İslam'ın ortaya koyduğu "sosyal adalet duygusu" nun tanımlarından biri de "sermaye ile kurulan doğru ilişki" ise itikatta Müslüman amelde kapitalist bir toplumsal düzeni nasıl izah edebiliriz?
İslâm'ın adalet tasavvuruyla itikad tasavvuru, birbiriyle iç içedir. Bunun en çarpıcı örneği zekât ve namazın aynı âyetlerde sıklıkla yan yana zikredilmiş olmasıdır. Zekât, maddî arınma; namaz manevî / rûhî arınmadır. Zekât da, namaz da itikatla, imânla, kopmaz irtibat içindedir. Namaz, insana ubudiyetini hatırlatır. Zekat ise, insana Rabbini, yani rubûbiyeti hatırlatır. İnsanın kazanması, Rabbi'ni her daim hatırlayabildiği zaman, hakîkî bir kazanca dönüşür. İnsanın namazla kendisini hatırlaması, kul olduğunu hatırlaması, nefsini ubudiyet yoluyla ulûhiyetin eline teslim etmesi ve hiç bir kula, başta kendi nefsi olmak üzere rubûbiyet ve ulûhiyet atfetmemesini mümkün kılar.
Protestanlaşma, dinin sekülerleşmesini ve hayattan uzaklaşmasını doğurur. Kapitalistleşme ise, insanın insanlığından uzaklaşmasını ve vicdansızlaşmasını doğurur.
Oysa İslâm'ın insandan istediği şey, Müslüman olarak vücud bulabilmesi, vicdanını her daim canlı kılabilmesi ve vücut bularak, vicdan sahibi olarak eşyaya, insana, tabiata, bütün varlığa vecd ile bakabilmesidir.
Protestanlaşma dinin vücut bulmasını engeller. Kapitalizm ise, insanın, vicdan ve vecd hakîkatlerini yitirmesinin kapılarını sonuna kadar açar ve böylelikle insanın vücut bulmasını imkânsızlaştırır.
İslâm, sekülerleşmeye de, kapitalistleşmeye de direnebilecek yegâne kaynaktır. Müslüman'ın sekülerleşmesi ve kapitalistleşmesi, İslâm'ı, dolayısıyla insanı ve hayatı bitirir. Çünkü sekülerleşme insanın iç dünyasını çökertir; kapitalistleşme ise insanın dış dünyasını târumâr eder.

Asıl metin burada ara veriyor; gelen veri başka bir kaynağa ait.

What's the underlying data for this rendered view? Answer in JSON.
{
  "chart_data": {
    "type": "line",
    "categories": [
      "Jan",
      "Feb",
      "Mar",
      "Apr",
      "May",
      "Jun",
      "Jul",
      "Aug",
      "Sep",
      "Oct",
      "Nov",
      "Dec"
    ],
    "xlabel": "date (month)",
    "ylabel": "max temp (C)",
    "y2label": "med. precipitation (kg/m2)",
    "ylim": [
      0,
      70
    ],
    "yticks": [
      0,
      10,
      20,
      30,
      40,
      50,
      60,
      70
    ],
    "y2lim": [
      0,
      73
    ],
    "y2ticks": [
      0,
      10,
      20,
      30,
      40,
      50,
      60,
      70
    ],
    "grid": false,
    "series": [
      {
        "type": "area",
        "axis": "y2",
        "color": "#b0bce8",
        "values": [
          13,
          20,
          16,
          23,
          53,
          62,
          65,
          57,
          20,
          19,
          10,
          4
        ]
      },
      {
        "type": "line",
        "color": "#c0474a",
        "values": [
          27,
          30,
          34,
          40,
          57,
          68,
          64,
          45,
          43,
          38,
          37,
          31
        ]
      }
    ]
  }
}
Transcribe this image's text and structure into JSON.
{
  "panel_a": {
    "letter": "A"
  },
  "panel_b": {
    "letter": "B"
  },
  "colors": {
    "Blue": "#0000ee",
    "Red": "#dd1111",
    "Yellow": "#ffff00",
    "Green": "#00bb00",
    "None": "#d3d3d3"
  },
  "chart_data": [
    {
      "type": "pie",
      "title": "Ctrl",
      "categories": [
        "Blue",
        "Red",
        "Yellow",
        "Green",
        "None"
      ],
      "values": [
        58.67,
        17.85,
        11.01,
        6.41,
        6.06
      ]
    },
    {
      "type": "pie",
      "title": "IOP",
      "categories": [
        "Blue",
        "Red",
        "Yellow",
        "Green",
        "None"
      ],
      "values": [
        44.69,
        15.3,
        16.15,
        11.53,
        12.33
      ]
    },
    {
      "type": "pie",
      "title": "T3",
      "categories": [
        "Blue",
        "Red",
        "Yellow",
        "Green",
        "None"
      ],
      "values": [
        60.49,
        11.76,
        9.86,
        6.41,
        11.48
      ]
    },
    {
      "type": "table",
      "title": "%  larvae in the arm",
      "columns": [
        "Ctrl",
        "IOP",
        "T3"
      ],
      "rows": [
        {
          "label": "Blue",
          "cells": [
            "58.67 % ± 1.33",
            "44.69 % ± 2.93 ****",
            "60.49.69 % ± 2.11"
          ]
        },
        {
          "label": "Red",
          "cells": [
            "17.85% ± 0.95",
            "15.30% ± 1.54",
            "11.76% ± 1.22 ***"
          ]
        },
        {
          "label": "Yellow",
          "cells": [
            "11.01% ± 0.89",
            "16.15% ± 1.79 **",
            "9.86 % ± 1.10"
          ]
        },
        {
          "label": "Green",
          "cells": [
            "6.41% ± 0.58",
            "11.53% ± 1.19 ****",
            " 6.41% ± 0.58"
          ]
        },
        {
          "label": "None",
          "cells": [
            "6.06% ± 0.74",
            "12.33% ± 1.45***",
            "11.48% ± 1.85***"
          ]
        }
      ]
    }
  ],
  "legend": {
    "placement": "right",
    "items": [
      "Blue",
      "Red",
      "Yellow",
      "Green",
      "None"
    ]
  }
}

İslam'da esasen mündemiç olan ve fakat pratik kurumsallığını bir türlü yenileyemeyen sosyal adalet duygusunun yeniden inşası mümkün müdür? Bu noktada başvurulması gereken yöntemin ne olduğunu düşünüyorsunuz?
Aslolan sosyal adalet duygusunun yeniden inşası değildir. Aslolan müslümanca varoluş, duyuş, düşünüş ve duruş duygusunun yeniden inşasıdır. Bu da, vasatın ve vasıtaların aynı anda harekete geçirilebilmesiyle mümkündür. Vasatı harekete geçirebilmenin yolu, medeniyetin yeniden hayata ve harekete geçirilebilmesiyle mümkündür. Din, ancak medînede hayat olabilir; medeniyette hayat sunabilir. Eğer din hayat sunabilme imkânlarını yitirmişse, hayat olma imkânlarını da yitirir.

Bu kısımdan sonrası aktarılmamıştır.